S’agissant de la mobilisation du foncier public, à titre d’exemple, l’opération Dalila, réalisée par Al Omrane, a permis l’aménagement d’une aire de 42 ha.
Ce terrain met à la disposition des promoteurs privés 25 îlots dont la superficie varie entre 5.000 et 15.000 m². L’ensemble de ces îlots a été attribué, dans le cadre d’appels à la manifestation d’intérêts à 9 promoteurs. La valorisation de ce programme a été lancée par le groupe Addoha par la mise en chantier d’une première tranche comprenant 500 logements. La société Amlak a également lancé les travaux de construction de 522 logements. A l’autre bout de la ville, à côté de l’Académie Henri Leconte, un autre chantier est annoncé. Baptisé «Saïss Garden à Fès», celui-ci est un projet immobilier de villas économiques sur un terrain de plus de 13 ha.

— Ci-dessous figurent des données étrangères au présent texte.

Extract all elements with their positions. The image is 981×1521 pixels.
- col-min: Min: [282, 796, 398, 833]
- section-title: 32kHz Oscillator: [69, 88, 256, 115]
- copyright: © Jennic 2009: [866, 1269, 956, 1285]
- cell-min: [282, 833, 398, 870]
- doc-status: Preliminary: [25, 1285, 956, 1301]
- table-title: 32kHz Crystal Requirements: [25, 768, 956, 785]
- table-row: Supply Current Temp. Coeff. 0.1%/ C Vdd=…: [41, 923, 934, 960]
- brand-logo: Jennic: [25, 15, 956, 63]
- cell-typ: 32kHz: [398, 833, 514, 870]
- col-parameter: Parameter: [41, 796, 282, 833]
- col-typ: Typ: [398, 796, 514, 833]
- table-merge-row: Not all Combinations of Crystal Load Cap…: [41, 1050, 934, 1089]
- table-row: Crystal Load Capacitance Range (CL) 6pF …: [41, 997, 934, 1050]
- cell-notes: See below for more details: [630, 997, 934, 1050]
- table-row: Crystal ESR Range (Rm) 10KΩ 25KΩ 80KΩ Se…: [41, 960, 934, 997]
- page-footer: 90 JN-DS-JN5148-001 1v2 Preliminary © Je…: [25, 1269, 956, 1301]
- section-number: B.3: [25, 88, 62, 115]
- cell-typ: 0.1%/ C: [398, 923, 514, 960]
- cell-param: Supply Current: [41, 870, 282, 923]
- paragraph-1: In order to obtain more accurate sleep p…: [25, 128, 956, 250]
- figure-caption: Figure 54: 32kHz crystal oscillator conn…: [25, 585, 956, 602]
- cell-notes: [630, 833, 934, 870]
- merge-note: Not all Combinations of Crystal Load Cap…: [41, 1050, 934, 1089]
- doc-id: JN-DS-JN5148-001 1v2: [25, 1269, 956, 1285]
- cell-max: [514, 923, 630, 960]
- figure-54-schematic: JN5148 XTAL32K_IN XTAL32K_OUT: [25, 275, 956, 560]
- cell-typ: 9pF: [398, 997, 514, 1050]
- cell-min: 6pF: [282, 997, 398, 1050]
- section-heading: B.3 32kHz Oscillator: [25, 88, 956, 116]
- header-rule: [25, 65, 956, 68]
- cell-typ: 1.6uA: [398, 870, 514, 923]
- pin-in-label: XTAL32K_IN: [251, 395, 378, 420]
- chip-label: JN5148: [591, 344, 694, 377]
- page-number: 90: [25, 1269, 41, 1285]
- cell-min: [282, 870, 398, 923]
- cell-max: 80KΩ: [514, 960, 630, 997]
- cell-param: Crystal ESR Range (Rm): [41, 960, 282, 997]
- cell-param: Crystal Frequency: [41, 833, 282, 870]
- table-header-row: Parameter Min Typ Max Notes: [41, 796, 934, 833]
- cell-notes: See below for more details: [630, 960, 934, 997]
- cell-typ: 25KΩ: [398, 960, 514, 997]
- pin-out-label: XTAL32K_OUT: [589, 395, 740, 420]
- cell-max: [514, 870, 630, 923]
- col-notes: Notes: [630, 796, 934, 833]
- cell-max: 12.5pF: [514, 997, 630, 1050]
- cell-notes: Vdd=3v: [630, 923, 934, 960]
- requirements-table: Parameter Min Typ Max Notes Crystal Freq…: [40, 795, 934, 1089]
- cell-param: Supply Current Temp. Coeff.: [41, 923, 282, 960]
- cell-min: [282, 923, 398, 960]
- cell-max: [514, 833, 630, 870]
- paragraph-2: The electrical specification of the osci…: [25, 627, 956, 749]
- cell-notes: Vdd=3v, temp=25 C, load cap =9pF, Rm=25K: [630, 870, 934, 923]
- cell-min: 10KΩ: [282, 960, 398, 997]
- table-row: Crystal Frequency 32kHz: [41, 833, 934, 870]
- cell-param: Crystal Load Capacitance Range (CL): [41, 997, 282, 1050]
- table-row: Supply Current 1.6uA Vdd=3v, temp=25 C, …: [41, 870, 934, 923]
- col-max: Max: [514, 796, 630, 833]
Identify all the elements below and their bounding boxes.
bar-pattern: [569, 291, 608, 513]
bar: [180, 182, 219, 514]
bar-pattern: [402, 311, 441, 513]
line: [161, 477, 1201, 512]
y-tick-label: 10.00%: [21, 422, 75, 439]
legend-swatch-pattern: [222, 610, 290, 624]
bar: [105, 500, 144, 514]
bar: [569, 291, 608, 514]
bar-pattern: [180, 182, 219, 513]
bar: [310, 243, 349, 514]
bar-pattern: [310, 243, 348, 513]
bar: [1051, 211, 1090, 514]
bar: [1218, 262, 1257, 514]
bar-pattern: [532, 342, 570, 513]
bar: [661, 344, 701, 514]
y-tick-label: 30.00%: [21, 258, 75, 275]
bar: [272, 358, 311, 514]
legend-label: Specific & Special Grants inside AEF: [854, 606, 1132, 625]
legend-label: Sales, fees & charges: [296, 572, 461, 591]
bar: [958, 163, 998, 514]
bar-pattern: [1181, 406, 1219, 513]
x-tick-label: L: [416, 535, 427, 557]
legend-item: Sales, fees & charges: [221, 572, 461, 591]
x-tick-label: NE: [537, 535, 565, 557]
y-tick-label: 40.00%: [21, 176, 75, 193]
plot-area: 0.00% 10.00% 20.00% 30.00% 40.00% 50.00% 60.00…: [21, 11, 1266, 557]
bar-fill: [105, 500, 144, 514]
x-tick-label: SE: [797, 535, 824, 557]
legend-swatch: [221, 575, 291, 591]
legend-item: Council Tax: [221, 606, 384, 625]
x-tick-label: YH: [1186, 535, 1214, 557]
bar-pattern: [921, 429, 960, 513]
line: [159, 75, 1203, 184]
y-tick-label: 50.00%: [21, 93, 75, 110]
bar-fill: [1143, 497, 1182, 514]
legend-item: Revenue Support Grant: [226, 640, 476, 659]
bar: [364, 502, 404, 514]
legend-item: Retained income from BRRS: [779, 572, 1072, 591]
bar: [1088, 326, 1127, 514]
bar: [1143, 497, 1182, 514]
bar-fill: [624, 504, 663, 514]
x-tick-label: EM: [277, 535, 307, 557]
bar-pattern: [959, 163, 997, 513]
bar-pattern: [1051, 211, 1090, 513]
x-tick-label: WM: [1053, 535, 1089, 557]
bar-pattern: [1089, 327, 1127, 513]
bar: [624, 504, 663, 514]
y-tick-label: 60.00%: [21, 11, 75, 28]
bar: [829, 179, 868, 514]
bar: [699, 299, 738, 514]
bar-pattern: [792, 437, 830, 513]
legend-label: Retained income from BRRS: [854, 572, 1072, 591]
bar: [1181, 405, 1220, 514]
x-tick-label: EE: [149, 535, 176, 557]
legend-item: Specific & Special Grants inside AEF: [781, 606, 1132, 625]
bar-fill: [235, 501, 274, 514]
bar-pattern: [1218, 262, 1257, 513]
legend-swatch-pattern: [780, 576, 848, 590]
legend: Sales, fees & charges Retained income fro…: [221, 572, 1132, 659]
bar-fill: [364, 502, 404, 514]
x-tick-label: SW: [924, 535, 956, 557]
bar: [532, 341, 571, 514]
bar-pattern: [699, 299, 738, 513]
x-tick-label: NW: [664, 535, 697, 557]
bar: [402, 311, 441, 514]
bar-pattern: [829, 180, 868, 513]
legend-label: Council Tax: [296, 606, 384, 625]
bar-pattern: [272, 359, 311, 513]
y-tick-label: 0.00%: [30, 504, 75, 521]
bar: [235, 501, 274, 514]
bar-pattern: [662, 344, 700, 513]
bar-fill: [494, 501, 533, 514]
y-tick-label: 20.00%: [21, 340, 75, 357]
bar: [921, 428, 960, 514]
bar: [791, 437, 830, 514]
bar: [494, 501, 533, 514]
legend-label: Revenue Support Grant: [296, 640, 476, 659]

Le projet est idéalement situé puisqu’il se trouve à 3 km du centre-ville et à proximité de grandes infrastructures commerciales, de transports et de loisirs. Initié par Century 21 Maroc, ce projet comprend 336 villas sur 2 niveaux (R+1) dont la surface est de 130 m2 plancher et en moyenne 200 m2 de terrain, des immeubles sur 3 niveaux (R+2), des immeubles sur 4 niveaux (R+3) et un espace jeux d’enfants de 3.950 m2. Le projet dont l’investissement global a été estimé à plus de 376 millions de DH devrait permettre la création de 200 emplois nécessaires pour sa réalisation et de 500 emplois permanents.
Enfin, pour faire face à la demande, la ville prépare un nouveau plan d’aménagement dont l’appel d’offres vient tout juste d’être lancé. Selon l’Agence urbaine et de sauvegarde de Fès, la superficie totale des zones ouvertes à l’urbanisation s’élève à 1.240 hectares.